Р. Фраерман, при всей свойственной ему сдержанности, художник эмоциональный, необыкновенно чуткий и душевный. Он очень чувствителен к человеческой боли, к физическому напряжению, к душевным тревогам и волнениям. Тяготы шестимесячного партизанского похода по глухой тайге через поднебесные перевалы, через гиблые болота и буреломные завалы, через едва преодолимые чащобы описаны в повести всего в двух кратких главках. А читаешь их будто большой роман, в котором неторопливо и обстоятельно развертывается полное напряженного драматизма повествование.

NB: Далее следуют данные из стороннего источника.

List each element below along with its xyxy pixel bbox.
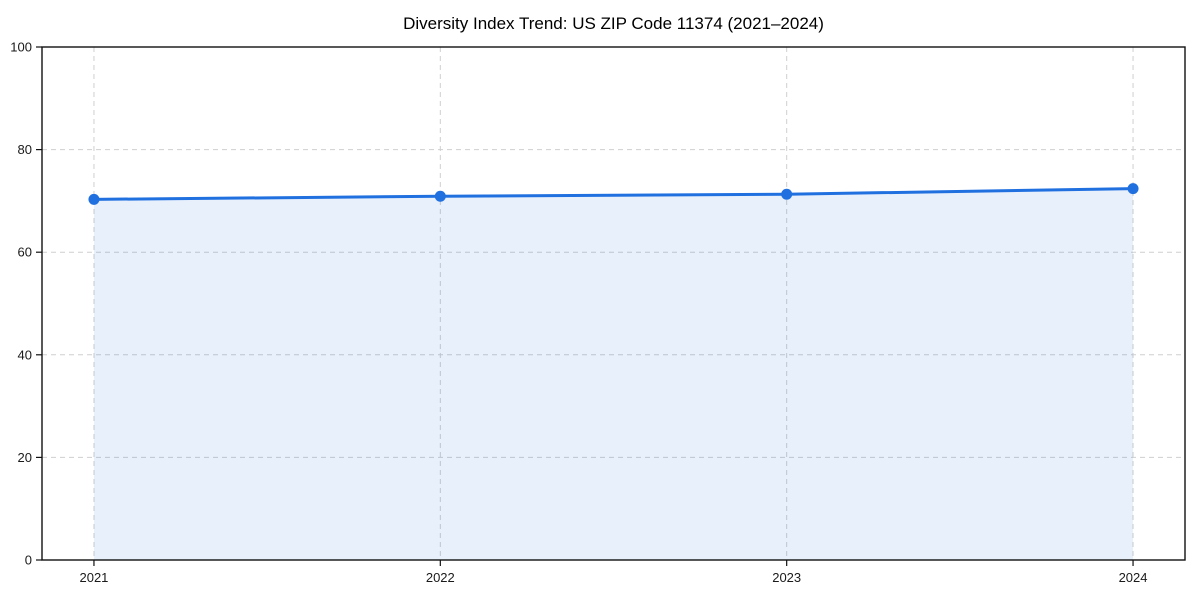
area-fill bbox=[93, 188, 1134, 560]
data-point bbox=[781, 188, 793, 200]
x-tick-label: 2022 bbox=[426, 570, 455, 585]
y-tick-label: 60 bbox=[18, 245, 32, 260]
data-point bbox=[1127, 183, 1139, 195]
trend-line bbox=[92, 187, 1135, 201]
x-tick-label: 2023 bbox=[772, 570, 801, 585]
x-tick-label: 2024 bbox=[1119, 570, 1148, 585]
y-tick-label: 0 bbox=[25, 553, 32, 568]
y-tick-label: 80 bbox=[18, 142, 32, 157]
axes-frame bbox=[41, 46, 1186, 561]
y-tick-label: 20 bbox=[18, 450, 32, 465]
y-tick-label: 40 bbox=[18, 347, 32, 362]
chart-title: Diversity Index Trend: US ZIP Code 11374… bbox=[403, 14, 824, 33]
x-tick-label: 2021 bbox=[79, 570, 108, 585]
data-point bbox=[434, 190, 446, 202]
y-tick-label: 100 bbox=[10, 40, 32, 55]
data-point bbox=[88, 193, 100, 205]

Повесть «Никичен» сложна по композиции. Ее кольцевое обрамление составляет история любви Никичен и Олешека, их трудного пути к семейному согласию и счастью. А внутри этого кольца — и тяжкий поход партизан, и очень сложная борьба с классовыми врагами, настолько увертливыми, что даже тогда, когда у них из-под ног выбита вековая опора, все равно, пусть на короткое время, они снова оказываются у власти, и рассказ об окончательном крахе предприятия американца Герберта Гучинсона, чей род из поколения в поколение безнаказанно грабил русский север и восток, и история японца Бунджи, нашедшего благодаря революции верную дорогу к достойной жизни, и, наконец, история гражданского мужания красавца Олешека, который чем-то немного напоминает хорошо нам знакомого Ваську-гиляка, но только совсем немного, разве что лишь сходством судьбы, так счастливо складывающейся под влиянием революционных преобразований. Олешек написан совершенно в ином ключе, весь образ его более грациозен, одухотворен. Это и естественно — перед нами влюбленный юноша, который борется прежде всего за свое личное счастье и лишь потом начинает осознавать, что его возможно достичь только в борьбе за общую счастливую долю.